Dating as far back as classical Greece and Rome, thinkers have worried about overpopulation. In nature, overpopulation results in sick, weak animals that eventually die off leaving only the strong as survivors. Those concerned about overpopulation have always feared the same result in the human population. For eighteenth-century contemporaries, that fear was very real.

In reality, the population boom probably contributed greatly to the birth of industrialization (see Chapter 17) in Britain. While historians can see that in retrospect, contemporaries like Thomas Malthus could not. Malthus (1766-1834) expressed his concerns in Essay on the Principle of Population in 1798. Malthus, an ordained Anglican minister and a pessimist by nature, believed that if not checked, the human population would continue to expand at a greater rate than the supply of food.
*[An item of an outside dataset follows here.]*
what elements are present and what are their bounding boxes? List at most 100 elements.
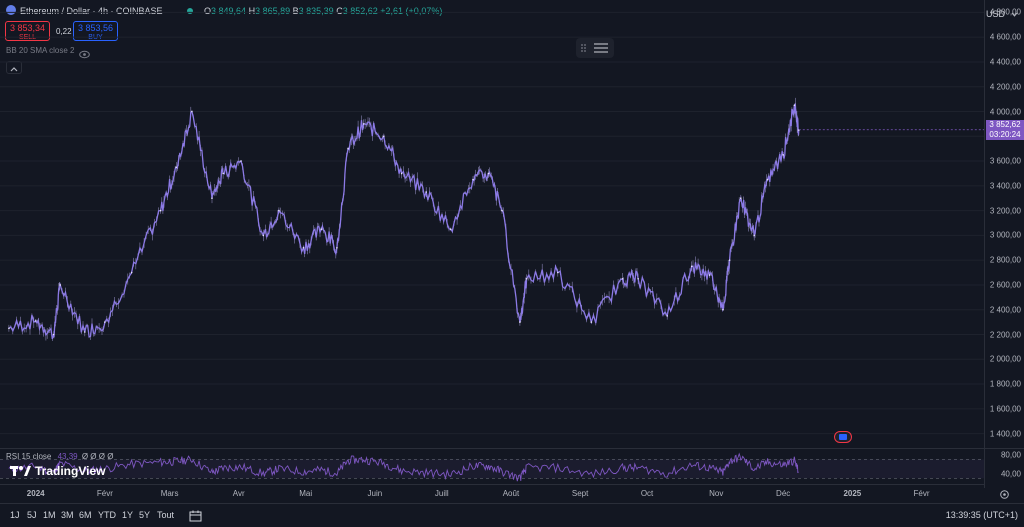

Malthus feared that war, famine, and disease were nature’s, and therefore God’s, ways of keeping population in check.

Continental Quotes

“Hard as it may appear in individual cases, dependent poverty ought to be held disgraceful."

—Thomas Malthus

If man hoped to keep these checks to a minimum, he must work to keep the population down. According to Malthus (the second of eight children), the best way to do this was to limit human reproduction, preferably through abstinence but also through marrying later in life. The pessimist in him blamed the poor for most of society’s woes and he doubted that the poor were capable of showing the restraint necessary to do as he prescribed. If Malthus and his followers had gotten their way, British legislation would have prevented the poor from marrying and having kids altogether.